Janji ini menyeruak di tengah penantian panjang para honorer untuk diangkat menjadi ASN. Akankah penantian ini segera usai?
Tumpuan Harapan
Pentingnya guru bagi sebuah bangsa tentu tak terbantahkan lagi. Sayangnya jumlah ASN guru tak mencukupi kebutuhan tenaga pengajar.
Jumlah guru ASN yang mengajar di sekolah negeri hingga tahun 2021 berjumlah 1.236.112 orang. Sedangkan guru honorer yang mengajar di sekolah negeri ada sebanyak 742.459 orang guru atau 36 persen.

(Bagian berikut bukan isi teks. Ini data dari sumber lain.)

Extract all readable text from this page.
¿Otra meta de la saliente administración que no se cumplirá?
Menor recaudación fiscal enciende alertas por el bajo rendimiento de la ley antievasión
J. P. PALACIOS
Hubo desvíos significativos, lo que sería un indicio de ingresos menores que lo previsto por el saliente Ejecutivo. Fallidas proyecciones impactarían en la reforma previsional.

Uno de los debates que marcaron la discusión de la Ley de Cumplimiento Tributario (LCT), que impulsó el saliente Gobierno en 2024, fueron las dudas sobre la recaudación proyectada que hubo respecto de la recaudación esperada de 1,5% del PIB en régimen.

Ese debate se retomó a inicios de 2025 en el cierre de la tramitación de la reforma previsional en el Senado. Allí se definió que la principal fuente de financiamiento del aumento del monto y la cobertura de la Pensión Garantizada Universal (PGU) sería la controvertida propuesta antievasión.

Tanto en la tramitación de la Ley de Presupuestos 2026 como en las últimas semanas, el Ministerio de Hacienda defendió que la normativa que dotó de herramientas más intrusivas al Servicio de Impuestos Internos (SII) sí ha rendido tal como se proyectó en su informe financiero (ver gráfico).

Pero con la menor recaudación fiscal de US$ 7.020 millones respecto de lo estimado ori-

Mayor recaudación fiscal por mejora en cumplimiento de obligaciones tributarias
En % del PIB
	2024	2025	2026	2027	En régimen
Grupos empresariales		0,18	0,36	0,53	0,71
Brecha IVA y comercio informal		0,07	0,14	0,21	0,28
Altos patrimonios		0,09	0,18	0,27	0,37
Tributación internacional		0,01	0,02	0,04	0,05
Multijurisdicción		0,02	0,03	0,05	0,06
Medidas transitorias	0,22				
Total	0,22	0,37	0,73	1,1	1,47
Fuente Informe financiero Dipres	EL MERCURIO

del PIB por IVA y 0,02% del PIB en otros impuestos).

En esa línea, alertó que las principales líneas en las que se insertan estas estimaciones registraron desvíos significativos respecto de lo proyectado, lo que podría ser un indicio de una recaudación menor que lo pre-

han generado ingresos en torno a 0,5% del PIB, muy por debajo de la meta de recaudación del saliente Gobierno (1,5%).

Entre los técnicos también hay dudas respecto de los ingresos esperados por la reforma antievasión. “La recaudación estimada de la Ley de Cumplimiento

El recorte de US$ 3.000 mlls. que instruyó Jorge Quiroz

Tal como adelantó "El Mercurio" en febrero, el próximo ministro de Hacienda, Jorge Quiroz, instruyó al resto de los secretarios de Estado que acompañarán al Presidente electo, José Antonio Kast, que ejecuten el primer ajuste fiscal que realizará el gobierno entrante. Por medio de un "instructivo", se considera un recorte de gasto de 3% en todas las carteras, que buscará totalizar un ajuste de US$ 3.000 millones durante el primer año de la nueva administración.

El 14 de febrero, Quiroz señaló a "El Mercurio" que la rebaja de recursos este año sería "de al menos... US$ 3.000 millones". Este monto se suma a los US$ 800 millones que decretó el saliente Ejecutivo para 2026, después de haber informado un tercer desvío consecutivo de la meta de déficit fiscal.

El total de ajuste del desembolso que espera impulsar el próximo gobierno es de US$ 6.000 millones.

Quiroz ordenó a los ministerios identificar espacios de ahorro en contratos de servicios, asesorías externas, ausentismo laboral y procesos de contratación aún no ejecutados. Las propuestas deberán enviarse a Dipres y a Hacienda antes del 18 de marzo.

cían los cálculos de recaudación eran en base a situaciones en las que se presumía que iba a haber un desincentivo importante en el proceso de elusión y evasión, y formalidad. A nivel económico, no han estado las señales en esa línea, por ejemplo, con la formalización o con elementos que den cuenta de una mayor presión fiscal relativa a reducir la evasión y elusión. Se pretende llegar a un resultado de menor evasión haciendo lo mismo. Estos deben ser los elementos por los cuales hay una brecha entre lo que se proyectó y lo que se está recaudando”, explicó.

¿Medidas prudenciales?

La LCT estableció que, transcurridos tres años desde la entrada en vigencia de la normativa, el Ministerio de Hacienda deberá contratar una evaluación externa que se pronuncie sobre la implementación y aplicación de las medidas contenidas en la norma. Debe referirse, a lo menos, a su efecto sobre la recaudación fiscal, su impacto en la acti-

Walhasil, guru honorer menjadi tumpuan harapan negara dalam proses pendidikan.
Namun posisi penting guru honorer tak sebanding dengan kesejahteraan yang mereka peroleh. Sebagai contoh, Sutardi (58), guru honorer di Tasikmalaya, Jawa Barat. Selama 18 tahun mengajar di SDN, Sutardi hanya mendapatkan gaji Rp150.000 sampai Rp300.000 per bulan (kompas.com, 22/9/2021). Gaji sejumlah itu tentu tak cukup, sehingga Sutardi harus nyambi menjadi kuli.
Sebenarnya, semua guru adalah tenaga pengajar. Mereka sama-sama bekerja mencerdaskan anak bangsa. Namun, perbedaan status menjadikan kesejahteraan yang mereka peroleh tak sama. Hal ini tidak seharusnya terjadi. Semua guru berhak mendapatkan gaji sesuai dengan hasil pekerjaannya.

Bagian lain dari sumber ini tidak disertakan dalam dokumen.